Abstract
THE history of the Geological Society of London is rich in interest and instruction, as the society is unique in the? of its influence on the science it was founded to promote. Geology had no chance of a satisfactory beginning, because of its immediate discovery of evidence inconsistent with the Mosaic account of Creation and the universality of Noah's deluge. Thus geology was driven at once into cosmogony, and started where it should have ended, and its immediate encroachment on the domain of dogma involved religious controversies that were not only tiresome, but demoralising. Classical and mediæval literature both contain some true descriptions of geological phenomena, but such observations were too occasional to influence the general trend of thought. The men who wrote the first general geological treatises, from Burnet's “Sacred Theory of the Earth” to Townsend, were essentially theologians, who failed owing to their application of spiritual laws to the natural world.
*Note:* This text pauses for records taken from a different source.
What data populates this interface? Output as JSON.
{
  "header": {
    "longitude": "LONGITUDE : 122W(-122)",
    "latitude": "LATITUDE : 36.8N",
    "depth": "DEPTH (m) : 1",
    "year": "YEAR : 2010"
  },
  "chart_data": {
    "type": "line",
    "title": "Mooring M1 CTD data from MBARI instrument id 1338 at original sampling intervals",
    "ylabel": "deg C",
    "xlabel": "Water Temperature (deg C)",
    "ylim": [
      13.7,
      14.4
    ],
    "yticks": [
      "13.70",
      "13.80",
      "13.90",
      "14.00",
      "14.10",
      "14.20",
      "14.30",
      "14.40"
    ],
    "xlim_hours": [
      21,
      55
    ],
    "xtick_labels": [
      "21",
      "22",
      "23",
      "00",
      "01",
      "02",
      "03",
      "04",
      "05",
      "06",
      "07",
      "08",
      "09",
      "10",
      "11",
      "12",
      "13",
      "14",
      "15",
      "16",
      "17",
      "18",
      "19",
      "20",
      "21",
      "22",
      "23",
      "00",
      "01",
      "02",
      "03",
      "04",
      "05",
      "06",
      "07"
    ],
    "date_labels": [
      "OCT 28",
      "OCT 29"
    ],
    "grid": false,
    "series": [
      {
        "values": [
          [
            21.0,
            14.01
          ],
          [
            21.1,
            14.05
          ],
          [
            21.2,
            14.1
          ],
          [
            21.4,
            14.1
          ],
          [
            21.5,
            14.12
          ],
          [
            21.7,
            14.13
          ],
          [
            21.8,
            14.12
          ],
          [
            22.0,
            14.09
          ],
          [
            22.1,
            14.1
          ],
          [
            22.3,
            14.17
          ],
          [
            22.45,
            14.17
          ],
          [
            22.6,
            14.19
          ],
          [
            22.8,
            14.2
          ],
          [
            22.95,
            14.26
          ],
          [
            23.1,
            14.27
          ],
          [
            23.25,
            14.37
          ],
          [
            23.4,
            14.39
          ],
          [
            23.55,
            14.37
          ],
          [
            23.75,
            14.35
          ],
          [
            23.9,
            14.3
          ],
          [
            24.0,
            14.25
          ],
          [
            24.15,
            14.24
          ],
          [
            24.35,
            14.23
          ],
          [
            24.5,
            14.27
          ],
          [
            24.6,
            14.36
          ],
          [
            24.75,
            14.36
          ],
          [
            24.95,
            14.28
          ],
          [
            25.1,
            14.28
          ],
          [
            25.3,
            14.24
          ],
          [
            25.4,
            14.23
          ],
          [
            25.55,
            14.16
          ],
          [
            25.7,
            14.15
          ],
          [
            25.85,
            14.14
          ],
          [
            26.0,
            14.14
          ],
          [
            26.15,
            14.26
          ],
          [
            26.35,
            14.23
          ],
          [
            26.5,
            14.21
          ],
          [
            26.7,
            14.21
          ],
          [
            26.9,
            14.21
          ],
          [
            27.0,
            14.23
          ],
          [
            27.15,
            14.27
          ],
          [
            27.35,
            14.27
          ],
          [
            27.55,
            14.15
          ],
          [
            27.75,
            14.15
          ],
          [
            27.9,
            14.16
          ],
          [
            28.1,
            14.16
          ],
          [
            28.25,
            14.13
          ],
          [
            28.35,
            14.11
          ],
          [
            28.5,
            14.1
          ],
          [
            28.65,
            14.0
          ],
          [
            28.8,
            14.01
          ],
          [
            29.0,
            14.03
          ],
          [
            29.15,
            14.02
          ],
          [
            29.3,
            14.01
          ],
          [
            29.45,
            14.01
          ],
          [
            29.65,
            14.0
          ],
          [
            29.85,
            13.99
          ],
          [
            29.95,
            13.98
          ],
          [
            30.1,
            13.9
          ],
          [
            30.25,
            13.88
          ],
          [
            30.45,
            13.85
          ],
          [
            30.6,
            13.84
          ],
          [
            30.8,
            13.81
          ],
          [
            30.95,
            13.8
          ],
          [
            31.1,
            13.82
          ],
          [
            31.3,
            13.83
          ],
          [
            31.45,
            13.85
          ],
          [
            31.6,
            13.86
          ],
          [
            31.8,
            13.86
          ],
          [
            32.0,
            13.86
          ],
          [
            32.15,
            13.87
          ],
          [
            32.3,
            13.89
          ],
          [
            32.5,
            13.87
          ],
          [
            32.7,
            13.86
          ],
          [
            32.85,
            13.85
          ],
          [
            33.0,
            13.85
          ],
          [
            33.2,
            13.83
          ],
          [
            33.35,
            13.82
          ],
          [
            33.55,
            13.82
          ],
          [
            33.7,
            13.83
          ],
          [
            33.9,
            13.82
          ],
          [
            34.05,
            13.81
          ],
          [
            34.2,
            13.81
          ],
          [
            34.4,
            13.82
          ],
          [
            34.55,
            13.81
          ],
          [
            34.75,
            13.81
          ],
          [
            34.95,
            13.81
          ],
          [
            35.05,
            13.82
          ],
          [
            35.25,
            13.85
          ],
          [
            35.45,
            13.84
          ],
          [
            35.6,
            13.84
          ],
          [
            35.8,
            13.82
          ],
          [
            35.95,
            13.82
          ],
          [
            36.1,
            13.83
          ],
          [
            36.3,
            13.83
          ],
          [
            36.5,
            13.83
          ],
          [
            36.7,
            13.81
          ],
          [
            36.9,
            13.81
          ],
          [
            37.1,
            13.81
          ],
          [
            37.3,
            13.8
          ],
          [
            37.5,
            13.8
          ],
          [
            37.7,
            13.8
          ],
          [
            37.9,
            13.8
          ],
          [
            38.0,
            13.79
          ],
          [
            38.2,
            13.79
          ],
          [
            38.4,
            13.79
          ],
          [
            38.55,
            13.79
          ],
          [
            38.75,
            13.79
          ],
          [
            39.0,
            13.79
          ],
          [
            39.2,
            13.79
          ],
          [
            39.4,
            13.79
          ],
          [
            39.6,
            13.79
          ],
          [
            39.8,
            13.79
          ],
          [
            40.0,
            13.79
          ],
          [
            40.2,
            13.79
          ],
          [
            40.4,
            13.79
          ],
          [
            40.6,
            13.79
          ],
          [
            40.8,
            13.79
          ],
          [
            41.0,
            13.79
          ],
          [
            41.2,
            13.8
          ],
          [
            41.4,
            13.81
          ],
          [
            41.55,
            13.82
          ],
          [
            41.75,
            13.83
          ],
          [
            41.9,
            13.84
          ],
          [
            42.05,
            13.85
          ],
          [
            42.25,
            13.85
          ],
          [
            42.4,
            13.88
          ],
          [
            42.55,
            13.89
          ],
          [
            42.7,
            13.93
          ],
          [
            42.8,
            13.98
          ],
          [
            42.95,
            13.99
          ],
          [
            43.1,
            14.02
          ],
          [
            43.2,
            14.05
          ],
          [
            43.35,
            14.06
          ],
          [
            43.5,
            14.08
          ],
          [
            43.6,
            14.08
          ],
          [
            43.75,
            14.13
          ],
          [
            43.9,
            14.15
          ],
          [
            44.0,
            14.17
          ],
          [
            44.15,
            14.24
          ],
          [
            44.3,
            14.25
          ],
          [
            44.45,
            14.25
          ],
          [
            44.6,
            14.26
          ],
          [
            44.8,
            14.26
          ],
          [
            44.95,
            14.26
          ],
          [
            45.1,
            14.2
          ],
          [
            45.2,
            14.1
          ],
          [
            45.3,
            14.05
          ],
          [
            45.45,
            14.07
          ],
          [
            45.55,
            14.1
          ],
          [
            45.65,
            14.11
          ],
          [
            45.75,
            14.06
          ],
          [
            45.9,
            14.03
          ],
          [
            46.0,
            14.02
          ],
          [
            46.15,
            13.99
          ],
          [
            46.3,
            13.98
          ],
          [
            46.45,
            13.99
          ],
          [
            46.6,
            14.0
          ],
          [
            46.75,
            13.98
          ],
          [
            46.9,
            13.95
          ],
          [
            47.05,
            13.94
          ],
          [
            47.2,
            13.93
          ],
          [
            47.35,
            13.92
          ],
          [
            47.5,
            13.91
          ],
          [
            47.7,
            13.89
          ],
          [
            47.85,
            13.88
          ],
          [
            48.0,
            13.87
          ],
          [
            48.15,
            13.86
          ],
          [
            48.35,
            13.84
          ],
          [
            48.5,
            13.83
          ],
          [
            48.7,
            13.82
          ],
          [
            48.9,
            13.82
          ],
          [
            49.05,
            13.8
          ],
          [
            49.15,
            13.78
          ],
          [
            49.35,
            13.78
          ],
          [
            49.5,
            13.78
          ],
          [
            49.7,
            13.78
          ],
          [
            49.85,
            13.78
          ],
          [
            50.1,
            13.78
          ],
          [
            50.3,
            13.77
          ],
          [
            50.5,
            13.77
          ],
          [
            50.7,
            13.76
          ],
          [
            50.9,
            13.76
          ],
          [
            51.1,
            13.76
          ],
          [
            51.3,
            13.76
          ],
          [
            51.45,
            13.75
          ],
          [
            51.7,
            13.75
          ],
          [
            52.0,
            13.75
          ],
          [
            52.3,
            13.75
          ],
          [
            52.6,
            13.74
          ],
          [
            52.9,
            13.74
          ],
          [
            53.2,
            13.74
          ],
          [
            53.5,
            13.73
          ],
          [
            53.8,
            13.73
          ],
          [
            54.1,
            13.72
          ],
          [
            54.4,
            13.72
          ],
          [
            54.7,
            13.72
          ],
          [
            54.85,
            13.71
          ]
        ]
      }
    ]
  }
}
The pioneers of geology were not free to choose their own ground and work on it at leisure; it was their misfortune rather than their fault that their views were often the illogical offspring of observations distorted by a cosmogonic squint. “A well-educated geognost” (a term then used as synonymous with geologist), according to Bakewell in 1813, “has lost the use of his own eyes.”
The History of the Geological Society of London.
By H. B. Woodward. Pp. xx + 336; illustrated. (London: The Geological Society, 1907.) Price 7s. 6d. (to Fellows, 6s.)